Many years ago, I started making beer just because.  Mainly just because I am a freaking nerd, and I like to know how to do things.  Keeps my mind active.

 

homebrew3

I brewed my own for a couple of years, and taught a couple of friends how to make their own beer, and it got boring.  So I branched out into meads, and melomels.

mead

Mead is just fun to make.  A bunch of honey, and some fruit adjuncts, water, yeast and off you go.  It can be amazing.  I made some really good mead from desert honey I bought at Whole Foods.  Such a difference in taste that kind of honey gave over clover honey.

Regardles….I am now branching out into making washes in preparation of learning how to distill.  This wash I speak of is what is done to prepare the liquid you are going to distill.  The one I am going to describe here can also be bottled as a wine.
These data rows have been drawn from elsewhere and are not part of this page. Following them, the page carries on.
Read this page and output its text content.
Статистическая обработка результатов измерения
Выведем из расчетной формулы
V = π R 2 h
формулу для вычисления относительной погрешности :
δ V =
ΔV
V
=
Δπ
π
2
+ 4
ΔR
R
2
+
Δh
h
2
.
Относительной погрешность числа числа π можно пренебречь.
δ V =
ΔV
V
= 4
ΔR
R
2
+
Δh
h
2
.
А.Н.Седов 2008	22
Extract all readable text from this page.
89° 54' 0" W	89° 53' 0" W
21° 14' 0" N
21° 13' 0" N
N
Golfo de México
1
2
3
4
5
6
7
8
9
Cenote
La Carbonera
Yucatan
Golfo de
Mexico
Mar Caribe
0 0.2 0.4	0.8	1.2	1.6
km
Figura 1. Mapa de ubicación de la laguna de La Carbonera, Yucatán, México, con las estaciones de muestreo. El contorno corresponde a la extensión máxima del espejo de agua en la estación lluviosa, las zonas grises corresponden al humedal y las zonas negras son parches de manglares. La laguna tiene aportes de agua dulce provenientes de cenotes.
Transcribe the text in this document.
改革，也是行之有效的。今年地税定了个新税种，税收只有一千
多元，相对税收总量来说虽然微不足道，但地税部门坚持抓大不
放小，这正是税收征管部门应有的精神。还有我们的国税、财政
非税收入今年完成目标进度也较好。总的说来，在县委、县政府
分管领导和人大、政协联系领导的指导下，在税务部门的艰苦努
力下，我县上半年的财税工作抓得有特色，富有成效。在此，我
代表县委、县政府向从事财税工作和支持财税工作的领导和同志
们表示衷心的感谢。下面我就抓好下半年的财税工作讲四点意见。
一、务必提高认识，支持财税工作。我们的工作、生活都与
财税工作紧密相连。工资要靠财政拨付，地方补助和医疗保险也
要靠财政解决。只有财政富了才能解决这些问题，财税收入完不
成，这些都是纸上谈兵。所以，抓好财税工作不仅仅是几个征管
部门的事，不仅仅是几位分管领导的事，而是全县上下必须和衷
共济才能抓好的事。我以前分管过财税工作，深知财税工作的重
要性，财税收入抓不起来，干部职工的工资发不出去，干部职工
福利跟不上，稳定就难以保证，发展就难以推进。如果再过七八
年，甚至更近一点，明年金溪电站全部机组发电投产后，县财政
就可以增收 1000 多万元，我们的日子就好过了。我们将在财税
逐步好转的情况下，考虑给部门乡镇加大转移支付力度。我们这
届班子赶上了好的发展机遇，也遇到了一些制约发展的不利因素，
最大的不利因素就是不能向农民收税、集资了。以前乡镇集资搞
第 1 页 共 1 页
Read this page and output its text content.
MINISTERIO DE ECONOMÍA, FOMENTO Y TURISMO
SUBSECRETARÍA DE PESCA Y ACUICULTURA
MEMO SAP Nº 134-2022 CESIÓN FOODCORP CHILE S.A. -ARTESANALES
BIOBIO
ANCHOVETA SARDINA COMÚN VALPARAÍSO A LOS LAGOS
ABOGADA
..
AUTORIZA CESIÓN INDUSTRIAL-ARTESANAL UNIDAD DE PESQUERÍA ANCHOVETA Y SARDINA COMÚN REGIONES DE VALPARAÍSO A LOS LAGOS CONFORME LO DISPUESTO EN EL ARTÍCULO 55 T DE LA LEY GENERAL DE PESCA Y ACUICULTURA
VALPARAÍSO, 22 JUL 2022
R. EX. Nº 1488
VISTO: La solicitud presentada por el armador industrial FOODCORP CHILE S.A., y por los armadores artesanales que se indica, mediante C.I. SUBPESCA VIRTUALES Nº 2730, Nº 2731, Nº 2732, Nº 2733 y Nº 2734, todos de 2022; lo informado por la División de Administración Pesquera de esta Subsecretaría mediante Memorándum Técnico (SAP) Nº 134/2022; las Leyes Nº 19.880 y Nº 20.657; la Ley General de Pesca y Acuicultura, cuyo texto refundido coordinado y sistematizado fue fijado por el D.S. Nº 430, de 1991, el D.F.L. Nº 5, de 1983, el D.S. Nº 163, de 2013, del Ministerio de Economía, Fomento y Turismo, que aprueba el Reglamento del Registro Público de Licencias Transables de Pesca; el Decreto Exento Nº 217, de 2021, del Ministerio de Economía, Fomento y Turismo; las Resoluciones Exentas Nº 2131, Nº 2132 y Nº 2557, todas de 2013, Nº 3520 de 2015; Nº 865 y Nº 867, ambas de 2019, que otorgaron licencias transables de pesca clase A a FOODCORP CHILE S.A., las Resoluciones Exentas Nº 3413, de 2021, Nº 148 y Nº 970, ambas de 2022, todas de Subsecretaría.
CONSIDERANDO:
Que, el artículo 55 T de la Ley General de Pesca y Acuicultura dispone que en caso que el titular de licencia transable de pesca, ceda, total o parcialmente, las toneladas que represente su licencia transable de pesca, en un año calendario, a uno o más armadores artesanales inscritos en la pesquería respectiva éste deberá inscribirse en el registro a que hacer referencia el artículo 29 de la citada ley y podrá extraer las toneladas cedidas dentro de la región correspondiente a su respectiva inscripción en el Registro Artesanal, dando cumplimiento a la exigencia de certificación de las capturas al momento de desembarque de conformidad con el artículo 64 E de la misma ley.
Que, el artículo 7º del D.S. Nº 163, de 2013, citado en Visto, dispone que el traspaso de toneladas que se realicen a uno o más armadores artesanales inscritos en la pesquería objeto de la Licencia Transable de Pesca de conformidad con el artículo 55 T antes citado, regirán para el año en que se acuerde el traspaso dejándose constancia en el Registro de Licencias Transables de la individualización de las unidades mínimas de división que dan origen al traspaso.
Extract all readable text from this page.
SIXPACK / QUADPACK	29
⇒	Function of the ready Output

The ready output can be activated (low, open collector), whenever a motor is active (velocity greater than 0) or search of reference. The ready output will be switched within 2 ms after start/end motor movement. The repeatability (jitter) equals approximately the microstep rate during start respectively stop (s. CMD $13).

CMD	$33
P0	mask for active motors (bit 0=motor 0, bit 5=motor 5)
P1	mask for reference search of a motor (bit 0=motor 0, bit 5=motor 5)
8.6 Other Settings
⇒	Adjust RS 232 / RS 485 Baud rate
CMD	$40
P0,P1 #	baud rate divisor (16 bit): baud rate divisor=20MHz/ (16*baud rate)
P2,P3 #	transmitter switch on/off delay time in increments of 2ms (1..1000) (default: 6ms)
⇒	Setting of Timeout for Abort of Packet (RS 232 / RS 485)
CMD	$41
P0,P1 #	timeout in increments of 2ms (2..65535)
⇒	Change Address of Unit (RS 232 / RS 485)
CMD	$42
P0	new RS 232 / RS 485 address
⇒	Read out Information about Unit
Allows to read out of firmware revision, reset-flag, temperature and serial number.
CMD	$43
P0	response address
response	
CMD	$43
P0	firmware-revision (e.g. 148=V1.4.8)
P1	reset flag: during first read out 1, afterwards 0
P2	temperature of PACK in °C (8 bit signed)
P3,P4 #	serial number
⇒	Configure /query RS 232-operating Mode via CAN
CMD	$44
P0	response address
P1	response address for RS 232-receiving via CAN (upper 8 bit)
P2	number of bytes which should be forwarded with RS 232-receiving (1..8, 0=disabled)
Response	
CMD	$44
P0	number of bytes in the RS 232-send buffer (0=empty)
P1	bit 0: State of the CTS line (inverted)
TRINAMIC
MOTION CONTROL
This is a mango honey wine.  And this is what you are going to need.

2 large cans of pears in heavy syrup

32 oz peach juice

64 oz mango nectar

honey

champagne yeast

There is no water added to this mixture.  This is going to be around a gallon of wine.  You can double the ingredients and then double your yield.  I am going to stick with this single batch for my first go around.

The process is to warm up your liquids, not too hot, just enough to dissolve the honey into the juices and to marry the flavors.  Once the honey is dissolved you pour it into your fermenter and let it cool to room temperature, then add your re-hydrated yeast.  Slap a top on it with an air-lock  and let it sit for a week or so…until the it stops bubbling.